Seminar

Intergenerational Transmission of Education: Internalized Aspirations versus Parent Pressure

Maximilian Müller (University of California, Berkeley)

January 24, 2022, 14:00–15:30

online

Room online

Job Market Seminar

Abstract

High school graduates in Germany who lack parents with college experience are 40 percentage points less likely to attend college than those with college-educated parents, despite the fact that in Germany college is free. This study provides evidence that parental influence explains a significant portion of this socio-economic gap through at least two channels: one, parental pressure and two, the intergenerational transmission of beliefs and preferences.

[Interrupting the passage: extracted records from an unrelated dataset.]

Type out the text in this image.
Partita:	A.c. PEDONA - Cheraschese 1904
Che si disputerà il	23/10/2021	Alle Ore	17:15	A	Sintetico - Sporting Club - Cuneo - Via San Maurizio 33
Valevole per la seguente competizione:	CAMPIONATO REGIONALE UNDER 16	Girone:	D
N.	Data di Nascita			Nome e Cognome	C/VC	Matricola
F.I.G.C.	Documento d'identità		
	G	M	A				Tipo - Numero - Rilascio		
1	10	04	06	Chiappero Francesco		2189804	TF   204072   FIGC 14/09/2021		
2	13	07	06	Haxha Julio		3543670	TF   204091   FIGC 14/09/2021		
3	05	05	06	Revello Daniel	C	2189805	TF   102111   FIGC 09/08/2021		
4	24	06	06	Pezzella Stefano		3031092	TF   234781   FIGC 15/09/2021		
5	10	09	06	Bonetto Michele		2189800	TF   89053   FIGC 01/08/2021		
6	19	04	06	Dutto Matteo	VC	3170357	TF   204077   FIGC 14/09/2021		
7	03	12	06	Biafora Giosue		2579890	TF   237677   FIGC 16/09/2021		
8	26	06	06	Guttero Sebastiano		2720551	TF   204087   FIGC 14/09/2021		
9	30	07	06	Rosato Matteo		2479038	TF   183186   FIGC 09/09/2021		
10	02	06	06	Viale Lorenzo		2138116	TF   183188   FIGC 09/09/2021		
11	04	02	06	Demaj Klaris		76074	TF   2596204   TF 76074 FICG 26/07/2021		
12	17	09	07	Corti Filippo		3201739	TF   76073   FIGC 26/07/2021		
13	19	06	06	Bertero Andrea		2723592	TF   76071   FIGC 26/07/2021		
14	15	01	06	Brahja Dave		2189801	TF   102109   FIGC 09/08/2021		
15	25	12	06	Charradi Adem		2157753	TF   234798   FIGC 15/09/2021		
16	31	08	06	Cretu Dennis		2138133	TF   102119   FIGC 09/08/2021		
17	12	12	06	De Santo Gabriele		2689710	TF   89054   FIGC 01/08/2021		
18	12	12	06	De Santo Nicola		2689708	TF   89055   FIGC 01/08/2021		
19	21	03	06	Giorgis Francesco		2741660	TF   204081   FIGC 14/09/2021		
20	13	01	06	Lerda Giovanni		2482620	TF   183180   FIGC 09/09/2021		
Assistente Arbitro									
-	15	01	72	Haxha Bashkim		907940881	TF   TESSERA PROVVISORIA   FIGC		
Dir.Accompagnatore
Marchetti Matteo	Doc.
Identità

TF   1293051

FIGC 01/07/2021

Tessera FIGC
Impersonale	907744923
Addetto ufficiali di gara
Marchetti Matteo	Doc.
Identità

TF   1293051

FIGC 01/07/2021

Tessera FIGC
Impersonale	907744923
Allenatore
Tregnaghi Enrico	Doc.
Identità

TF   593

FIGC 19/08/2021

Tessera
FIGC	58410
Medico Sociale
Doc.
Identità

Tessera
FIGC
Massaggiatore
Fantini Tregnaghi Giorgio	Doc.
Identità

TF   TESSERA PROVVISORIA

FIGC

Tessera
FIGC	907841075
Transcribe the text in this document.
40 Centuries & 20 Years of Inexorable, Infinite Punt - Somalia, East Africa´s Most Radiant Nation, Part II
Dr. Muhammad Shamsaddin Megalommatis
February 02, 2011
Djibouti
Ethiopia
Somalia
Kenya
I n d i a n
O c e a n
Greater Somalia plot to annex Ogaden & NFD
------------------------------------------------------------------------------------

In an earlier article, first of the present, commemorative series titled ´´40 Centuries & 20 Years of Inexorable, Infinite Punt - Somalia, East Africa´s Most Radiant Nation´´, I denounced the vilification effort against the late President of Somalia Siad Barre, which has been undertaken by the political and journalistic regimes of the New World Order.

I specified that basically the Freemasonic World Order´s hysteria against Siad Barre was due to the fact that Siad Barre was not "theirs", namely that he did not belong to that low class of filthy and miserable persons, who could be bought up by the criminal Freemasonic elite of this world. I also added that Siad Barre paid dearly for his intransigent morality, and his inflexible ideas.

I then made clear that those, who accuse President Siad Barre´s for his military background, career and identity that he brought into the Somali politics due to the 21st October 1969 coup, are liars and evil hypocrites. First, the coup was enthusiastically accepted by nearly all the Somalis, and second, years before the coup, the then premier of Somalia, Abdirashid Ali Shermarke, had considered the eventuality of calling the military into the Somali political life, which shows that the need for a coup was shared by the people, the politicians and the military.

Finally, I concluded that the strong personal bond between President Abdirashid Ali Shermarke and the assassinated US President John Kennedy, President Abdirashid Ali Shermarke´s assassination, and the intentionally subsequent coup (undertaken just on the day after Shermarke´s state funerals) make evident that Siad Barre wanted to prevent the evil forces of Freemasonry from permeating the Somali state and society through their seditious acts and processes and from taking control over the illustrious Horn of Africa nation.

To understand parental influence, I conduct a field experiment with 1,195 students and 819 parents in Germany. Importantly, I experimentally make students’ stated college plans visible to parents. In the first finding, visibility to parents doubles the socio-economic gap in college plans to 27 percentage points. This is mainly driven by a large increase in college plans among students with college-educated parents. To disentangle mechanisms, I collect detailed survey data on students’ and parents’ subjective expectations for various career tracks and estimate a structural model of career choice under uncertainty. Model simulations indicate that 40% of the socio-economic gap in college plans is explained by parental pressure and 44% by students internalizing family-specific beliefs.